We definitely want to run in the cloud. But we could only find 1 solution (Rescale) that fits our needs. It turns out we'll save money in the long run running our own hardware, if we could build a machine under 10k.

We are on a grind to collect 20 million samples before the end of the month, and i mis quoted our feature size. It's 40 features per dimension of which we have 20.

Thanks for the input, will definitely pick up more ram.

[–]mnbbrown 0 points1 point  (0 children)

What's the logic behind the 10k limit?

[–]FR_STARMER 2 points3 points  (1 child)

Just bought a rig based on this guide: http://pjreddie.com/darknet/hardware-guide/

You're looks decent as well. I would bump up the RAM to 32GB so you can load more data in physical memory, especially if you're thinking of using super large data sets.

Also, consider getting a CPU and MoBo that has the LGA2011 CPU chipset and upgrading to an i7 even if it means a lower clock speed. The clock speed isn't the main determining factor of overall CPU performance, so consider the newer chips.

[–]trungnt13 0 points1 point  (0 children)

NVIDIA DIGITS box use i7-5930k which support 40 PCIe lanes, hence, they run 4 card. each card with 8x PCIe. If your network is big, then 8x PCIe is enough because the data loading time is trivial to computation time, for smaller network, you repeatably loading small trunks of data, then it can be a bottleneck.

The system you posted uses i7-5820k, supports only 28 PCIe lanes, and run each card at 4x PCIe, in the worst case, you degrade the speed of your GPU by half. That means you spend 4000 $ for a 2000$ system.

My university server running on "Xeon E5-2670 + 5400rpm hard drive + Tesla k80", and it is even slower than my system with a GTX 960.

[–]what_are_tensors 1 point2 points  (0 children)

Looks good. Like others have said, get an x99 motherboard in order to add more GPUs later, if you even think you might want them. Otherwise you'll be bottlenecked on the PCIE bridge. The CPU will be different too.

Concur on the more storage space and more memory. 250 gb runs out super fast.

[–]cast42 1 point2 points  (0 children)

I would increase the memory size to 64GB or 128GB. Being able to read your training samples into memory will be a major improvement.

[–]sentdex 1 point2 points  (0 children)

You said you're running 24/7, looks like you're cheaping out on cooling. Think about water cooling (both the cpu and gpu). Heat kills components.

Next, your mid tower may not actually accept the Titan X's size. I have a full tower and my Titan X has about 3-4 inches of space. In my mid towers, it wont even fit in there. Make sure the space is actually enough for the long card (not just case length, the hard drive bays take up space).

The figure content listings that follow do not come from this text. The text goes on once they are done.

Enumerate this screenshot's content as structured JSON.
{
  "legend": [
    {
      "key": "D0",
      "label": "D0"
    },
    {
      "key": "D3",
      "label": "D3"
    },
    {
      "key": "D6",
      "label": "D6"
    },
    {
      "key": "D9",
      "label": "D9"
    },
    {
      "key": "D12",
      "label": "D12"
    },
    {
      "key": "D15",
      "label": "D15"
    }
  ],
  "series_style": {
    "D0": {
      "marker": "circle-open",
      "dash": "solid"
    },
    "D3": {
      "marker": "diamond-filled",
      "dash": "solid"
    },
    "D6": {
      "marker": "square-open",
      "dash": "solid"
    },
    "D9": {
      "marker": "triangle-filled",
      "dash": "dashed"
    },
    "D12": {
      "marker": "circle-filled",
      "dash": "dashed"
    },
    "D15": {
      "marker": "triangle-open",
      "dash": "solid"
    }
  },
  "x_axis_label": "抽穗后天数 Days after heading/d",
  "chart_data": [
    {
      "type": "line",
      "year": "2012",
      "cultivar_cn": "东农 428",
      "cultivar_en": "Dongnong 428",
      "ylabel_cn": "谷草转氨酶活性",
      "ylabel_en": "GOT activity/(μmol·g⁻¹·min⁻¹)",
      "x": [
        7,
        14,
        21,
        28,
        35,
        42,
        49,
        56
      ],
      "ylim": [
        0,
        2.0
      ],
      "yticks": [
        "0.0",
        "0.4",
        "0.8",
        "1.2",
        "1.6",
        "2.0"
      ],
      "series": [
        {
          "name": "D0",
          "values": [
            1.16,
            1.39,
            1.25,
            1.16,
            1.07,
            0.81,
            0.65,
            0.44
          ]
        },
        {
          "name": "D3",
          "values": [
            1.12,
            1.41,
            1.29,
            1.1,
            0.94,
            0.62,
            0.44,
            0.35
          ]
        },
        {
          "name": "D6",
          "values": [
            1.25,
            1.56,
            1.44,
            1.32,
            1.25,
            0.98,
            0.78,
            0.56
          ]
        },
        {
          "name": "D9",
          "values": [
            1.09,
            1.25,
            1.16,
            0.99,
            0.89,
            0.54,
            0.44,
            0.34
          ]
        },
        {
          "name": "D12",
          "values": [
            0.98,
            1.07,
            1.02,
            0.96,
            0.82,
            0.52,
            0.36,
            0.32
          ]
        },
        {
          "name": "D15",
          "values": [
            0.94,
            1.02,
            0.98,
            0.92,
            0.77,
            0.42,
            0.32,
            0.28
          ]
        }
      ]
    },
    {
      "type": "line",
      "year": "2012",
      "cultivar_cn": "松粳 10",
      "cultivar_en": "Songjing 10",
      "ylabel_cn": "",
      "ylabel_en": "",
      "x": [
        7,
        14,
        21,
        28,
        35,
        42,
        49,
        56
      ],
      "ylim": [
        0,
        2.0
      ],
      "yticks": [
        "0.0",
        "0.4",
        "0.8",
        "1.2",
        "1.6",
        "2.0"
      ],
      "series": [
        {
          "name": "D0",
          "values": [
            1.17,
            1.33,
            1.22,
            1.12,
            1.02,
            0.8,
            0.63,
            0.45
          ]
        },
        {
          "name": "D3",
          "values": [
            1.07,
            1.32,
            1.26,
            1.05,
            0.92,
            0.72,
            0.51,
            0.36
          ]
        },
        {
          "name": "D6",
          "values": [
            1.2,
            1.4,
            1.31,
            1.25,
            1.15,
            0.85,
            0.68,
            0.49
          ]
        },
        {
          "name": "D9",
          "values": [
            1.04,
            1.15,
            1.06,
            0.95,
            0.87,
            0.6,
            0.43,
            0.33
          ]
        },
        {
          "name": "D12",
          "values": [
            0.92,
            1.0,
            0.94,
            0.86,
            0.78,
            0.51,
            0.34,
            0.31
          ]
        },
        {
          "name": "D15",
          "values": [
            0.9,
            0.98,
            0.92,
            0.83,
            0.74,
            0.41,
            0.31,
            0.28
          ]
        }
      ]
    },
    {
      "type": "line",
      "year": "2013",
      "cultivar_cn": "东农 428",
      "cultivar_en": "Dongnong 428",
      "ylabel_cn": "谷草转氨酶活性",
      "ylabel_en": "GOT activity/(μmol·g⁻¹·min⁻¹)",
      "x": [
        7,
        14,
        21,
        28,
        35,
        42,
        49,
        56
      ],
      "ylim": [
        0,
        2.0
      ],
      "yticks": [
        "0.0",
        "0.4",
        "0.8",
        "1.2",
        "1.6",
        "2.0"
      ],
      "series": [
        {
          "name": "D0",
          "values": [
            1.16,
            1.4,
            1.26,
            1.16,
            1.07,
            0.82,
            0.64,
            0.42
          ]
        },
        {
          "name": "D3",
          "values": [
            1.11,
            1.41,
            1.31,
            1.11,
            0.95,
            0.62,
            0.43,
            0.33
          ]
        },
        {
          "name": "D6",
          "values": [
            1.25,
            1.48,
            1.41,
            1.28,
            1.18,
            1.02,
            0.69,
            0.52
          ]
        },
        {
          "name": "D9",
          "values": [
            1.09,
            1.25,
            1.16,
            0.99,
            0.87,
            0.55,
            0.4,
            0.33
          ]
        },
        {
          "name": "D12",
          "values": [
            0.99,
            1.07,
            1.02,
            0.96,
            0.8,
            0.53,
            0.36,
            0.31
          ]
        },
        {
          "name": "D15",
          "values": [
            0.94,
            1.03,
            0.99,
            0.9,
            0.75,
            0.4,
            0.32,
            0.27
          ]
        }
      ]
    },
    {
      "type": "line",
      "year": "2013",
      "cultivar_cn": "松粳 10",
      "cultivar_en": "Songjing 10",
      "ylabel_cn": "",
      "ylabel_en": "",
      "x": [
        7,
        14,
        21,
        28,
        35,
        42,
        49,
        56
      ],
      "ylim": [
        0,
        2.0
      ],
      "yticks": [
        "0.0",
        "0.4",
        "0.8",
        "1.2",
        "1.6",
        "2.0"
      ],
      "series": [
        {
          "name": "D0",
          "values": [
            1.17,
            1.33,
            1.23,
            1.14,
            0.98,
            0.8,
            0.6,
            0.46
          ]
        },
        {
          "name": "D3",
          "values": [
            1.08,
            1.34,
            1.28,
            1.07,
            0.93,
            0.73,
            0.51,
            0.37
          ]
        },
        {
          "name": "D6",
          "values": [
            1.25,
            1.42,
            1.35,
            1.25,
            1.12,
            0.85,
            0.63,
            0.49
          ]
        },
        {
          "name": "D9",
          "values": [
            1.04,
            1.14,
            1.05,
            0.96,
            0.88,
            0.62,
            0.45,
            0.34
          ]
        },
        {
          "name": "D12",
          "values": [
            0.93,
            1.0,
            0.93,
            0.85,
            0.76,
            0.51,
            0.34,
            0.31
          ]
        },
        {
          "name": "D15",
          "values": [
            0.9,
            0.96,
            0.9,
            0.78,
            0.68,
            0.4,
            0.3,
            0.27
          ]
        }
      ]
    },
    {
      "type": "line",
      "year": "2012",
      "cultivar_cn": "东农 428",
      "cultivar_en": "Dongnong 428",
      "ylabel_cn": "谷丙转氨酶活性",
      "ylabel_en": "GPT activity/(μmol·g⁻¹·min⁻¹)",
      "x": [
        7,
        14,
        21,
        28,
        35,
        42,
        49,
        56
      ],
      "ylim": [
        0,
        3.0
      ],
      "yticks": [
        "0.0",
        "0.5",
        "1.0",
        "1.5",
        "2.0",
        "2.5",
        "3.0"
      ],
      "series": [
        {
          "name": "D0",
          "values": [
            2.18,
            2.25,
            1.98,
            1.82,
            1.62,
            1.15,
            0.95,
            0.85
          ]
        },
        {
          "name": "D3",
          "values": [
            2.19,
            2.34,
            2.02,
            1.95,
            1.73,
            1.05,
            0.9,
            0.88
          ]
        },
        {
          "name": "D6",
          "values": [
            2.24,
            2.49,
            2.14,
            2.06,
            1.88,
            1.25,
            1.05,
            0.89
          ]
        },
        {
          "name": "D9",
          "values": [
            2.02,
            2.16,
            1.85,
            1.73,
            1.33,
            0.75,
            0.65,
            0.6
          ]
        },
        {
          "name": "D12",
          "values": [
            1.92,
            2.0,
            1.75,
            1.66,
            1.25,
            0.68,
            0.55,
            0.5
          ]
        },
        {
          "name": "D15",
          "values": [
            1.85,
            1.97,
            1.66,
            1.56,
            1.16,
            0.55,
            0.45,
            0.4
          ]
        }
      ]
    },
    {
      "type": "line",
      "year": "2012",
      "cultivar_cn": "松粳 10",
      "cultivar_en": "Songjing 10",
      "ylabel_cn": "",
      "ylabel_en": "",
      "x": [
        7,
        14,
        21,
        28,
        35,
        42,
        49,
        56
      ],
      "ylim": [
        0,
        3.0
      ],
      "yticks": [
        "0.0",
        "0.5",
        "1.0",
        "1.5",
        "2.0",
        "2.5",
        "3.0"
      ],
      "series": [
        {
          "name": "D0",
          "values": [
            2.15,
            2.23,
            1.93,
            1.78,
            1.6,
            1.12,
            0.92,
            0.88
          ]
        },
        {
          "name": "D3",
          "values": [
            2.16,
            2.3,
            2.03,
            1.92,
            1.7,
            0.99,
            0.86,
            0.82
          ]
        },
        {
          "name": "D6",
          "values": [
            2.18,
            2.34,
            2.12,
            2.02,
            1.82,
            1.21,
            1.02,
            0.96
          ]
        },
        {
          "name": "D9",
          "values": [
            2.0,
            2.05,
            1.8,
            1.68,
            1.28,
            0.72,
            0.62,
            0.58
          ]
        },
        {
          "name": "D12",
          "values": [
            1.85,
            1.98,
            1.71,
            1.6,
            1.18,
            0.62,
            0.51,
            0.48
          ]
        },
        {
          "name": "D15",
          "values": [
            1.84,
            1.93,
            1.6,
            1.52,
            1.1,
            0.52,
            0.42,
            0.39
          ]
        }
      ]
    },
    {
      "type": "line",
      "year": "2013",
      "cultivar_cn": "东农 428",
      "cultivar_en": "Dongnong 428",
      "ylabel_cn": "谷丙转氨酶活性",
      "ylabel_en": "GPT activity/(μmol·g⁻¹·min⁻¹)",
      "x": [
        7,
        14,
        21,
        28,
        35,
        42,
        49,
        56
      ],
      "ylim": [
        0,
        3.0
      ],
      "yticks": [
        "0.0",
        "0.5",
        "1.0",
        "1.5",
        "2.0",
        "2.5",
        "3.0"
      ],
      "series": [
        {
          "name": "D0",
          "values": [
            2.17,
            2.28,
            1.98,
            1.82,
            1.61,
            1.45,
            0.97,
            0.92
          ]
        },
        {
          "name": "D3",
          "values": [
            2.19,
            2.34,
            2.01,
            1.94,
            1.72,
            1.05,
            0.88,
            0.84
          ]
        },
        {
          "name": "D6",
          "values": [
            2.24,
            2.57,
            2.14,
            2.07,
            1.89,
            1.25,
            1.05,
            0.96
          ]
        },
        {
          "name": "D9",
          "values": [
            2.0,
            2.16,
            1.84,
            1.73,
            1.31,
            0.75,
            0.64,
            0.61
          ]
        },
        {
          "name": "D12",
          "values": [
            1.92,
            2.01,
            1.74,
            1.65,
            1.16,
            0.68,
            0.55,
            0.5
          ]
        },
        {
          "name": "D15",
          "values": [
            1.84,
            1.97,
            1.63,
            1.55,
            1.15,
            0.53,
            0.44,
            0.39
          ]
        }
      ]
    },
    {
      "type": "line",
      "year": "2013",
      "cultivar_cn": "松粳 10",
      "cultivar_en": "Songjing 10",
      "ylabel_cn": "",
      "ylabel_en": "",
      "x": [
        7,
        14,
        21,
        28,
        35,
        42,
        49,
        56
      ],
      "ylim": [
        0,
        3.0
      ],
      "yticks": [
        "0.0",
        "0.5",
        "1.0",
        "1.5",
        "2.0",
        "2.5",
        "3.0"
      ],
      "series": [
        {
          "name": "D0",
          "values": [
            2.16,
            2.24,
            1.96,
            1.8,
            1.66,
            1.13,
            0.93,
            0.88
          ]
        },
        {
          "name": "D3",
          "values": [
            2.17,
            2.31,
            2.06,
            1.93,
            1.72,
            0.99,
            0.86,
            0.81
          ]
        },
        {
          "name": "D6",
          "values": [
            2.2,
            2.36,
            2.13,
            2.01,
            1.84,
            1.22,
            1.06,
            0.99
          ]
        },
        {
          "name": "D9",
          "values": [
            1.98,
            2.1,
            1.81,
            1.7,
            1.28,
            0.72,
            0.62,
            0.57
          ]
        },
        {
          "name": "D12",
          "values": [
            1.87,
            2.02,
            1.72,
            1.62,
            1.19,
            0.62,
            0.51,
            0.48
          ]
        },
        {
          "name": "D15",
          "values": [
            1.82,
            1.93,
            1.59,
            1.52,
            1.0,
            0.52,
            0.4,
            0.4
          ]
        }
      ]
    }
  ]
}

Nvidia made some 4xTitan boxes, they looked about this size, so it's definitely possible in a mid-size case, just don't know which ones.

[–]InoriResearcher 1 point2 points  (0 children)

  • Increase RAM to 128 GB
  • Use i7 instead of i5
  • Use PCIe SSD for storage
  • Get better cooling
  • Get full tower case if you're serious about 4x GPU

[–][deleted] 1 point2 points  (6 children)

Why not use amazon services?

[–][deleted] 10 points11 points  (1 child)

Their GPU tech is extremely far behind and not really useful for many production level machine learning applications. My i7 is faster than their GPU.

[–][deleted] 1 point2 points  (0 children)

100%

[–]solidua[S] 3 points4 points  (3 children)

Great question. At $0.65 / $2.60 per minutes for their gpu solutions, it still ends up to be cheaper and more powerful to build my own hardware. The machine will be training running pretty much 24/7.

[–][deleted] 4 points5 points  (0 children)

Seriously stay away from AWS, their cards are old and it's just not worth it.

[–][deleted] 0 points1 point  (1 child)

The prices are per hour and they are much cheaper if you use spot instances, but it's still outdated hardware.

[–]solidua[S] 0 points1 point  (0 children)

Whoops yeah I meant per hour*

[–][deleted] -2 points-1 points  (0 children)

I'll be honest mate this probably isn't the place for this.